He pointed and fired the pistol a second time. The bullet entered the skull and shattered it explosively. A pool of blood was almost instantly on the floor under and around the body, with bits of bone and body and brains visible in it. Peter shook himself as he realized he was staring at the gore at his feet. He looked around.
There were six other struggles ongoing. Each one had a zombie somewhere in the middle of it. He saw a soldier near one of the fights lifting his M-16 into a firing position, beginning to aim. Peter jolted himself into action.
“Do not fire! No rifles!” he shouted, but it was too late. The zombie the Guardsman was aiming at was atop its victim, worrying away at the victim’s forearm like a dog with a bone. The man beneath him was screaming in pain as he beat against the zombie’s head with his free hand. Another soldier had his hands on both the zombie’s feet, trying to pull it off, but the zombie was hanging on to the victim as it chewed.

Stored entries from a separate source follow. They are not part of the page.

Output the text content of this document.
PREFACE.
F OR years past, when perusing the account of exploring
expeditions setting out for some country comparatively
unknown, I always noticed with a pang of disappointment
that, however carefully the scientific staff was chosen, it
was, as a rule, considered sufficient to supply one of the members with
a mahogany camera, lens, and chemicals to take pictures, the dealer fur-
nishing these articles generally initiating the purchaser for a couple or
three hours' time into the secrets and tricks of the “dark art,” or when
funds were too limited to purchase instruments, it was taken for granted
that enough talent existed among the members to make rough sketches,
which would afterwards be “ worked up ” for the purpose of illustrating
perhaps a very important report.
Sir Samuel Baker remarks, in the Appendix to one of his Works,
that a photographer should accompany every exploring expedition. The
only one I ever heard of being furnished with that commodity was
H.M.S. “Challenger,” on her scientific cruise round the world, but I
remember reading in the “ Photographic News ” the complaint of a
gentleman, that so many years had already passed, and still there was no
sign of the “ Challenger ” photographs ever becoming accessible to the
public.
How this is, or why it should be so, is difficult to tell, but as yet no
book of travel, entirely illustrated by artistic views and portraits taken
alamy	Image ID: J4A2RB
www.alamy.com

In the next moment, even before Peter’s ears had registered the chatter-crack of the M-16 firing, the zombie’s head exploded and sprayed itself across the victim. As the zombie collapsed, its head a shattered ruin that was leaking what little remained within it over the man it’d been trying to eat, Peter saw the victim’s struggles were a lot more feeble now.
“Goddamnit, watch your fire!” Peter shouted, waving his hands above his head as he saw other weapons being readied. “The fucking rounds are going to hit people behind your targets.” Two more cracks sounded. Peter felt like screaming himself, as he saw the jacketed bullets were doing exactly what he was trying to warn about.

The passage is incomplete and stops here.